Typical vertebrate retinas comprise rods and cones – distinct categories of photoreceptor cells. Rods are specialized for visual perception under low-light conditions, whereas cones facilitate color discrimination in brighter environments. Notably, the retina of the Greenland shark is devoid of cones entirely, an adaptation observed in a limited array of organisms that predominantly inhabit dimly lit surroundings.
Furthermore, the researchers rigorously evaluated their rhodopsin, a highly photosensitive protein resident within rod cells, which is indispensable for scotopic vision. The light-capturing efficacy of rhodopsin in Greenland sharks exhibits a peak sensitivity at approximately 458 nanometers, corresponding to the blue wavelength where the faint ambient light in the sharks’ environment is most concentrated.
The retinal tissues examined by the researchers were found to be in a state of excellent health, exhibiting no indicators of degenerative processes, even in individuals exceeding a century in age. However, the specific DNA repair mechanisms potentially responsible for this preservation have yet to be elucidated. Measurements of the cornea indicate that these structures continue to effectively transmit the majority of incident light, irrespective of the presence of an attached parasite.
Collectively, these findings strongly suggest that Greenland sharks possess an exceptional evolutionary adaptation for perpetual nocturnal vision within the sunless depths they inhabit.

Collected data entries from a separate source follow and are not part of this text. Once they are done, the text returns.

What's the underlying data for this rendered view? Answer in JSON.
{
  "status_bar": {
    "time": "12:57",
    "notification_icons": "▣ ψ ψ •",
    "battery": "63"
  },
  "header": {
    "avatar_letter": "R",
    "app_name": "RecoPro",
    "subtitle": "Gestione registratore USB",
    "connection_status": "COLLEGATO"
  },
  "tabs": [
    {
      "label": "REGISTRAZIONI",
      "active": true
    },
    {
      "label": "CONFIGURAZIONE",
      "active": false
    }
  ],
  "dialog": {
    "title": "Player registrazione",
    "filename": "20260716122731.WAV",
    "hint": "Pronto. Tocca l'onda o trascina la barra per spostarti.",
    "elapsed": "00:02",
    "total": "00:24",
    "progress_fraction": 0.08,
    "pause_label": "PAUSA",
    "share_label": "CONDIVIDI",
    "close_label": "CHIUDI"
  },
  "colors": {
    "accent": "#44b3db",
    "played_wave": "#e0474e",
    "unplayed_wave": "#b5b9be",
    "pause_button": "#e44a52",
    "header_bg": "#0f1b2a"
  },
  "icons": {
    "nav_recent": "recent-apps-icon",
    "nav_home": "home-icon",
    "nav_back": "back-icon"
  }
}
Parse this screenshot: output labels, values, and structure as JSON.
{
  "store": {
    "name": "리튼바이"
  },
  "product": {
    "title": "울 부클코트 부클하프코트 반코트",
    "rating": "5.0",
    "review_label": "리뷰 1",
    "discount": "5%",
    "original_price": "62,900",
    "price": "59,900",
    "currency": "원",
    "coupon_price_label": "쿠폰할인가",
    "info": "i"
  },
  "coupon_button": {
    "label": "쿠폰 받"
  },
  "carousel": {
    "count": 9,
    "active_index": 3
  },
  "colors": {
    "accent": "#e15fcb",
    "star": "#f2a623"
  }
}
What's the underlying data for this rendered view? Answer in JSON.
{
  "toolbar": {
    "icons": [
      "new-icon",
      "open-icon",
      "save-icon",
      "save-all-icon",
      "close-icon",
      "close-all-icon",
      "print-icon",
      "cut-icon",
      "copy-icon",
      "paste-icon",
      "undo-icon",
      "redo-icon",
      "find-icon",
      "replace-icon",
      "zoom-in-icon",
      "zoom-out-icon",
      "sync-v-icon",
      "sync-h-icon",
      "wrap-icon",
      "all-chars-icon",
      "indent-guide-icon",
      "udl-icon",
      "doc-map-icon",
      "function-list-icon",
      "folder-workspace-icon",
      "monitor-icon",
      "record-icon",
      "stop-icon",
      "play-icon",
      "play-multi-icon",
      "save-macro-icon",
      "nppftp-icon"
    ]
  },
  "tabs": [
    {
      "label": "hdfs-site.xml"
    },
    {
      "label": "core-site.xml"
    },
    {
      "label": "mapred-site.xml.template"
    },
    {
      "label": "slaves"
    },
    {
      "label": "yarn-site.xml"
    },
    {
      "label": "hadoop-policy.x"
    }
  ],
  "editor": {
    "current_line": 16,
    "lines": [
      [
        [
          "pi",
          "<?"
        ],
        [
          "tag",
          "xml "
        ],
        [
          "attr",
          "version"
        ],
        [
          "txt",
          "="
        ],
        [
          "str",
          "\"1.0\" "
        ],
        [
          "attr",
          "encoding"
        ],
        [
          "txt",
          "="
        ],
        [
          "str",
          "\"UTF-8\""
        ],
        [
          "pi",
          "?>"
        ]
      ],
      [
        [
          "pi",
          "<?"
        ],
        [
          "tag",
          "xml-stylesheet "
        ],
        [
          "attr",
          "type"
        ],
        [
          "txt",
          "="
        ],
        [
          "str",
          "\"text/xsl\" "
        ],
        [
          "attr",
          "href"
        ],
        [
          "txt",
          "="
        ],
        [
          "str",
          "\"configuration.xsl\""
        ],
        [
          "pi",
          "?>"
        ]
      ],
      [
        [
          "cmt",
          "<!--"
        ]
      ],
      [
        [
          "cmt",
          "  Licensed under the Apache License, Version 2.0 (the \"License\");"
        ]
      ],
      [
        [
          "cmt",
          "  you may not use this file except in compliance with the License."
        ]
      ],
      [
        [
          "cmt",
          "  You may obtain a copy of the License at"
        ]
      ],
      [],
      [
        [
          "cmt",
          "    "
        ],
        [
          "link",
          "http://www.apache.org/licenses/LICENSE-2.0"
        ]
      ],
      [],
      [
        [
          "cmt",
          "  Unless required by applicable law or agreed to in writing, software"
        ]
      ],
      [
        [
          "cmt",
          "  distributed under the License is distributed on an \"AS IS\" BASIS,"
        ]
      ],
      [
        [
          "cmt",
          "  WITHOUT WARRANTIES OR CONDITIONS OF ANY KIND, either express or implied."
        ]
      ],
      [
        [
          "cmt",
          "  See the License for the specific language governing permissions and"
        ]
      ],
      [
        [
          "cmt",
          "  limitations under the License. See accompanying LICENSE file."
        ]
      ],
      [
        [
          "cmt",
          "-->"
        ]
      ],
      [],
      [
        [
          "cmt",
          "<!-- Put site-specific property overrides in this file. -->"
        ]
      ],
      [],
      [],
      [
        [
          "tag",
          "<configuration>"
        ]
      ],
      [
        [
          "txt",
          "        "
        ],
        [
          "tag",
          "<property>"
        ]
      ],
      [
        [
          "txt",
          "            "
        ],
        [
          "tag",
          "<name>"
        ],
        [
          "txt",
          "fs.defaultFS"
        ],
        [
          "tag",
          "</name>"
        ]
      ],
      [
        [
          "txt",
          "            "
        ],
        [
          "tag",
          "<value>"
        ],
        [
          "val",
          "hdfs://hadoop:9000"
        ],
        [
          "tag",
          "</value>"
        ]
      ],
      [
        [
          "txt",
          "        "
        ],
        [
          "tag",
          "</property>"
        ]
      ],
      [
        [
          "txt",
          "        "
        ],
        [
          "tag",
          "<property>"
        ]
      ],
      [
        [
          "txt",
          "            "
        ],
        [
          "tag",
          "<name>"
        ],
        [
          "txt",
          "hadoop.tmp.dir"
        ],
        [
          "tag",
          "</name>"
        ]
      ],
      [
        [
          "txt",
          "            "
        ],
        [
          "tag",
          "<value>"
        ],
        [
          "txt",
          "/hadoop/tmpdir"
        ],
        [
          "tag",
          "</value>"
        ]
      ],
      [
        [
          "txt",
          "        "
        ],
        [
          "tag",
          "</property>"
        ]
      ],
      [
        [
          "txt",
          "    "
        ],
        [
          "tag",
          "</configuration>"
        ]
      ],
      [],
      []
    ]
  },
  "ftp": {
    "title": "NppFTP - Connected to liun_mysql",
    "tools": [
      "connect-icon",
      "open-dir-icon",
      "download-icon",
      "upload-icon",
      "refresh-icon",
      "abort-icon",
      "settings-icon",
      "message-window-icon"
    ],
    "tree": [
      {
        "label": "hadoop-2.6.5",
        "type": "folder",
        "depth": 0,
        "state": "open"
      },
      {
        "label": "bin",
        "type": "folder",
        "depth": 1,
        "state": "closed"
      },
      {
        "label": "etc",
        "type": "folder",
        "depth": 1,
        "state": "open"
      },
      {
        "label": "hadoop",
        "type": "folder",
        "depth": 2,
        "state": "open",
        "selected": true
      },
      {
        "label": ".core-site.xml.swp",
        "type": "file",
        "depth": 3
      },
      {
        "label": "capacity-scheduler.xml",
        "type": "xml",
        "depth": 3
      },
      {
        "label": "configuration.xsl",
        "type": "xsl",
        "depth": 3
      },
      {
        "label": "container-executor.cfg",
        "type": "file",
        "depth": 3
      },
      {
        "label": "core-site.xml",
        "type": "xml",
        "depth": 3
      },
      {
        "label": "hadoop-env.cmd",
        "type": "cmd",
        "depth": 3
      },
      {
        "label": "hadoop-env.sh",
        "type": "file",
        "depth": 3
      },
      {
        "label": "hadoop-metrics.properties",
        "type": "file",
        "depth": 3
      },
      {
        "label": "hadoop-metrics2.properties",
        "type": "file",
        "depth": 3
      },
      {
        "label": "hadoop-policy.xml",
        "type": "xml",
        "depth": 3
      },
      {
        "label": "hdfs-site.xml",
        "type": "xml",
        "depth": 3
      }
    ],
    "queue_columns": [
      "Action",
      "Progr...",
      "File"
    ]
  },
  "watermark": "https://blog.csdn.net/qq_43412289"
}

“Our empirical findings corroborate the existence of a conserved and fully operational visual system in adult Greenland sharks, which appears exquisitely suited for extreme low-light environments,” the research team has articulated in their publication.
“The Greenland shark serves as a compelling exemplar of enduring retinal integrity, supported by both biochemical and histological evidence, and underscores the remarkable capacity for neuronal upkeep in the context of extreme longevity.”